Behavior-discrepancy sampling is the pattern of prioritising evaluation effort on cases where LLM-predicted labels and observed user behaviour disagree, rather than labeling uniformly. The disagreements are the cases most likely to expose judge error, so they pay the highest return on human-review + prompt-refinement investment.

Mechanics

  1. LLM judge scores the corpus. Every (query, document) pair in the candidate set has an LLM-assigned relevance score (e.g. 1–5 — see concepts/relevance-labeling).
  2. Overlay user-behaviour signals. Click-through, dwell time, skip patterns on production traffic.
  3. Flag discrepancies. Two clear failure shapes:
  4. Click on low-rated result. User clicked a document the LLM scored 1–2. Either the LLM is wrong about relevance, or the UI presented a misleading snippet — either way, worth reviewing.
  5. Skip high-rated result. User consistently skipped a document the LLM scored 4–5. Either over-rating, or personalisation not captured, or ranking-position effect.
  6. Route to human review. Discrepant cases go to the human-labeling queue. Cheap cases (LLM + behaviour agree) don't.
  7. Refine. Prompt updates, additional context, or added tools address the discrepancy-generating failure mode; re-score, re-check, iterate.
  8. Repeat until plateau. "The process is repeated iteratively until major sources of error are addressed or improvements plateau."

Why uniform sampling is wasteful

Uniform sampling of candidates for human review would spend most of the budget on cases where LLM + behaviour agree — which are exactly the cases where the LLM probably wasn't wrong. Discrepancy sampling concentrates effort where the signal-to-noise on "the LLM mis-scored this" is highest.

Same logic as active learning in classical ML — pick points near the decision boundary first — but with behaviour-signal as the cheap proxy for uncertainty rather than model entropy.
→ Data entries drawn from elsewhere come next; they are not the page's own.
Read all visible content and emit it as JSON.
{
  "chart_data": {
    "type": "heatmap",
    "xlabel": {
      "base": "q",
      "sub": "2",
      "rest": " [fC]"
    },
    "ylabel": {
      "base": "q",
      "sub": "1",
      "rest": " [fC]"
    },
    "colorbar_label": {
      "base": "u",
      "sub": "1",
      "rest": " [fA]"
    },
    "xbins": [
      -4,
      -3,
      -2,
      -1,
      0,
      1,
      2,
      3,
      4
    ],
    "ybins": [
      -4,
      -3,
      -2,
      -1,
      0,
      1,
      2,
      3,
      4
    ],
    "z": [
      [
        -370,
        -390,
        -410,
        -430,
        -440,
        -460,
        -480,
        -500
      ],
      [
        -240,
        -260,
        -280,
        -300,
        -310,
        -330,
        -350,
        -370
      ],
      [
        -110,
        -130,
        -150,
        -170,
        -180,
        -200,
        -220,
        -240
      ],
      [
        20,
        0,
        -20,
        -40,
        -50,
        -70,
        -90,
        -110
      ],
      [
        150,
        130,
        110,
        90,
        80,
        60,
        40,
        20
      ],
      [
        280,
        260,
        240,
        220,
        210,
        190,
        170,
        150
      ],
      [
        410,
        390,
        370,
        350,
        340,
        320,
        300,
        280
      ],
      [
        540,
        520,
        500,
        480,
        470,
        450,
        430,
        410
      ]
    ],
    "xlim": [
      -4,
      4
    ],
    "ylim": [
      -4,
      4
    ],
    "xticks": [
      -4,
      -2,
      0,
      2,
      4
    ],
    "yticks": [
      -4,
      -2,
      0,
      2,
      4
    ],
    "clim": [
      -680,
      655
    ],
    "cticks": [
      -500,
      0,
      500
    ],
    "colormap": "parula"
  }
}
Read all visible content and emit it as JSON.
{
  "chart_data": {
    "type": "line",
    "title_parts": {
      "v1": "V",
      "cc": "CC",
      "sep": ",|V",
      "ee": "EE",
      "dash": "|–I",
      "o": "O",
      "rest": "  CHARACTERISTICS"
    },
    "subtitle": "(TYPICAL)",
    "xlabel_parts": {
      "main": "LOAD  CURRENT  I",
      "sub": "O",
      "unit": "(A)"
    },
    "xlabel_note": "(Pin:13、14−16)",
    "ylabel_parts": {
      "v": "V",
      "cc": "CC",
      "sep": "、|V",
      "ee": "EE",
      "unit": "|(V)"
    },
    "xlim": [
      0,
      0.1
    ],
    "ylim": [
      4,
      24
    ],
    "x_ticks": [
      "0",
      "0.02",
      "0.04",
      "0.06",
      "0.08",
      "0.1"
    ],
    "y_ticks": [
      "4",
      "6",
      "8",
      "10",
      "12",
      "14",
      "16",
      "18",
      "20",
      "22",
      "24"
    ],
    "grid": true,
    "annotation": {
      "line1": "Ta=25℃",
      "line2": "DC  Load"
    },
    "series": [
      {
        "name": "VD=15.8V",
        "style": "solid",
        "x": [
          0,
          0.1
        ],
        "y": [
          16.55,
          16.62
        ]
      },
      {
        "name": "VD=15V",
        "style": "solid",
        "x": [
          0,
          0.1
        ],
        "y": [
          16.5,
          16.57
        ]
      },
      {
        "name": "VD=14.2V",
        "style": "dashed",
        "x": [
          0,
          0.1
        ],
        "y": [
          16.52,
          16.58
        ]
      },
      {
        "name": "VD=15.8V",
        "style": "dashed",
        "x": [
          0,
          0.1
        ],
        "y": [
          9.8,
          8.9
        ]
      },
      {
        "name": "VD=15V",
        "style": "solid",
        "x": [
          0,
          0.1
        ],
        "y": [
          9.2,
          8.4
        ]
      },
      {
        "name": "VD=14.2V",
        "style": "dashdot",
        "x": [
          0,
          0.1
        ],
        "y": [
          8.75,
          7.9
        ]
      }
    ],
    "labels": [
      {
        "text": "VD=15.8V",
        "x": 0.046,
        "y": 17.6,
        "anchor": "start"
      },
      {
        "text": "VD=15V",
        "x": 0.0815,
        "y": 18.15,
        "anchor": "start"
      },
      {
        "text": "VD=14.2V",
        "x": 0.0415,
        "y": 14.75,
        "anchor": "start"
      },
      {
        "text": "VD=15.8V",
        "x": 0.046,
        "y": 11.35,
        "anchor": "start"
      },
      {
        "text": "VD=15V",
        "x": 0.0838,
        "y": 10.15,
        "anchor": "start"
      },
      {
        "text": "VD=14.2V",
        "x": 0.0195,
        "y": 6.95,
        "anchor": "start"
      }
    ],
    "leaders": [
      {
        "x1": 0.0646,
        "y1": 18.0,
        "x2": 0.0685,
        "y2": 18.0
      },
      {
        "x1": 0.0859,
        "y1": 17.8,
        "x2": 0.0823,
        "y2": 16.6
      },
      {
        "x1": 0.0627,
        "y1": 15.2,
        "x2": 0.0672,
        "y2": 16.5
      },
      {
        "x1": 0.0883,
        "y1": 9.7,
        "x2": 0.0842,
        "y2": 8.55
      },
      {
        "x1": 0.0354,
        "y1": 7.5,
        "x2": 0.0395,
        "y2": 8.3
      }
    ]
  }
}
Why behaviour signal alone isn't the label

Explicit framing in the Dropbox post:

"Signals from user behavior can still be helpful, but on their own they tend to be incomplete, influenced by existing rankings, and unevenly distributed. In practice, they work best as a supplement to labeled data rather than a replacement for it."

Specifically:

  • Ranking-position bias. A doc in position 10 gets clicked less than the same doc in position 2 regardless of relevance.
  • Sparse coverage. Most query–doc pairs never get shown → no behaviour signal.
  • Survivorship. Behaviour only reflects what the current ranker already showed; can't surface documents the ranker is missing.

So behaviour is the sampling signal, not the label itself. The label still comes from LLM judging (+ calibrated human review on discrepancies).

Tradeoffs

  • Cold-start. Needs existing production behaviour signal, which requires a live ranker. Bootstrap with uniform sampling first.
  • Feedback loop. Discrepancy sampling on today's ranker surfaces today's failure modes. After refinement, the distribution of errors shifts; re-run discovery.
  • Ranking-bias confounding. A click-through-disparity might reflect UX issues (bad title, thumbnail) rather than relevance judgement. Cross-check with other signals.
  • Privacy scope. Behaviour signals come from real user traffic; human review of the flagged cases must still honour the "limited, non-sensitive internal datasets" boundary — discrepancy flags don't lower the privacy bar.

When to reach for it

  • You have a production system emitting behaviour signal.
  • You have a secondary labeling source (LLM judge, model prediction) whose errors you want to find.
  • Your human-review budget is the binding constraint on label quality.
  • Uniform sampling has plateaued on judge-vs-human agreement.